Dear Members and Friends,

No place on earth better reflects “East Meets West” than Hawaii. The very history of Hawaii, its demographics, and location have allowed distinctive cultures to come together in collaboration, making Hawaii a natural venue for partnership. In lieu of that, the United States Government and the Government of Japan are coming together on a missile defense partnership this week. This inaugural event involves a Japanese- built separable nosecone on a United States defensive missile being launched from the USS Lake Erie CG-70 Aegis Cruiser at a simulated target. This collaboration marks a significant international strategic policy direction towards defeating and nullifying threats from nations like North Korea.

Sea-based missile defense offers an effective and unique protection due to its mobility, responsiveness and agile capabilities. For example, three Aegis outfitted missile defense ships can protect the entire country of Japan from a ballistic missile attack. One of these ships can protect the state of Hawaii.

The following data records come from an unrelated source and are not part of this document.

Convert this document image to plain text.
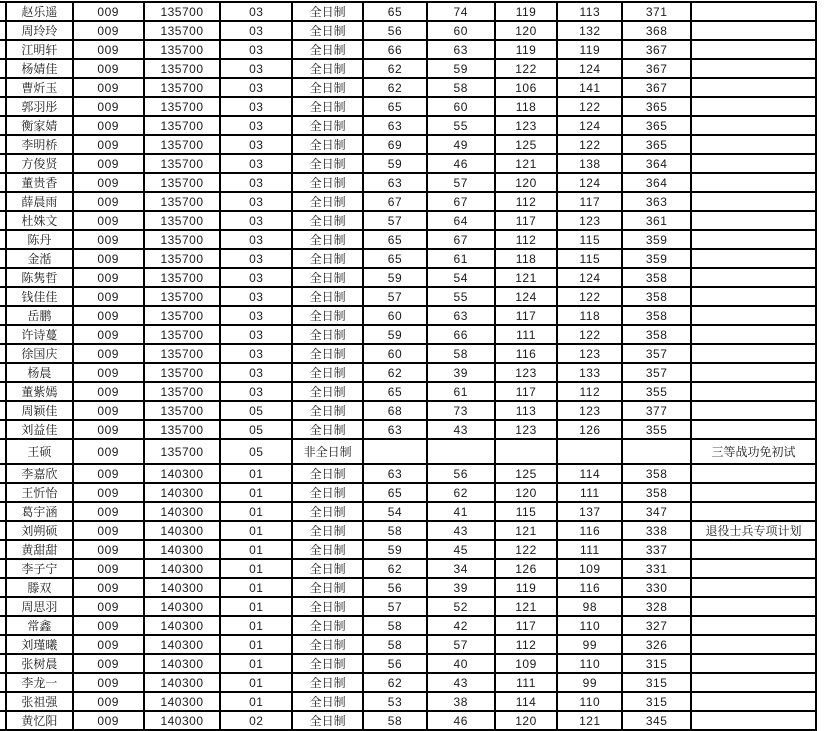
	赵乐遥	009	135700	03	全日制	65	74	119	113	371	
	周玲玲	009	135700	03	全日制	56	60	120	132	368	
	江明轩	009	135700	03	全日制	66	63	119	119	367	
	杨婧佳	009	135700	03	全日制	62	59	122	124	367	
	曹炘玉	009	135700	03	全日制	62	58	106	141	367	
	郭羽彤	009	135700	03	全日制	65	60	118	122	365	
	衡家婧	009	135700	03	全日制	63	55	123	124	365	
	李明桥	009	135700	03	全日制	69	49	125	122	365	
	方俊贤	009	135700	03	全日制	59	46	121	138	364	
	董贵香	009	135700	03	全日制	63	57	120	124	364	
	薛晨雨	009	135700	03	全日制	67	67	112	117	363	
	杜姝文	009	135700	03	全日制	57	64	117	123	361	
	陈丹	009	135700	03	全日制	65	67	112	115	359	
	金湉	009	135700	03	全日制	65	61	118	115	359	
	陈隽哲	009	135700	03	全日制	59	54	121	124	358	
	钱佳佳	009	135700	03	全日制	57	55	124	122	358	
	岳鹏	009	135700	03	全日制	60	63	117	118	358	
	许诗蔓	009	135700	03	全日制	59	66	111	122	358	
	徐国庆	009	135700	03	全日制	60	58	116	123	357	
	杨晨	009	135700	03	全日制	62	39	123	133	357	
	董紫嫣	009	135700	03	全日制	65	61	117	112	355	
	周颖佳	009	135700	05	全日制	68	73	113	123	377	
	刘益佳	009	135700	05	全日制	63	43	123	126	355	
	王硕	009	135700	05	非全日制						三等战功免初试
	李嘉欣	009	140300	01	全日制	63	56	125	114	358	
	王忻怡	009	140300	01	全日制	65	62	120	111	358	
	葛宇涵	009	140300	01	全日制	54	41	115	137	347	
	刘朔硕	009	140300	01	全日制	58	43	121	116	338	退役士兵专项计划
	黄甜甜	009	140300	01	全日制	59	45	122	111	337	
	李子宁	009	140300	01	全日制	62	34	126	109	331	
	滕双	009	140300	01	全日制	56	39	119	116	330	
	周思羽	009	140300	01	全日制	57	52	121	98	328	
	常鑫	009	140300	01	全日制	58	42	117	110	327	
	刘瑾曦	009	140300	01	全日制	58	57	112	99	326	
	张树晨	009	140300	01	全日制	56	40	109	110	315	
	李龙一	009	140300	01	全日制	62	43	111	99	315	
	张祖强	009	140300	01	全日制	53	38	114	110	315	
	黄忆阳	009	140300	02	全日制	58	46	120	121	345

These two examples of deployment will be implemented in the very new future, which gives both of our countries and their people real protection and real deterrence against the global and universal threat.

We at MDAA honored this partnership at an evening event in Honolulu featuring our government’s represenative responsible for Navy sea-based defense, Real Admiral Brad Hicks. Among the attendees at this event included an adjunct general of Hawaii, the Japanese Chamber of Commerce, the Honolulu Chamber of Commerce, Captain Joseph J. Horn, Jr., of the USS Lake Erie and other influential leaders throughout Hawaii.

During this past week MDAA also had the opportunity to meet with key organizations that have unique and valuable ties to the east and specifically Japan such as the Asia Pacific Center for Security Studies and the East West Center located at the University of Hawaii. In addition, MDAA had a briefing for the Honolulu Council of the Navy League. All of these events furthered our relationship and partnership with both our cultures and communities which resulted in education and awareness of this critical issue.

It must be clearly noted that the country of Japan stands as one of the most committed nations in the world besides the United States in fielding, deploying and championing missile defense systems.

Having a North Korean ballistic missile fly across Japanese territory without warning or protection has made Japan’s commitment real and necessary.

Will we as a country need to wait until a ballistic missile flies over our territory for our government to have the urgency and national priority to have an effective, deployed and robust system to defend against all missiles from anywhere all the time?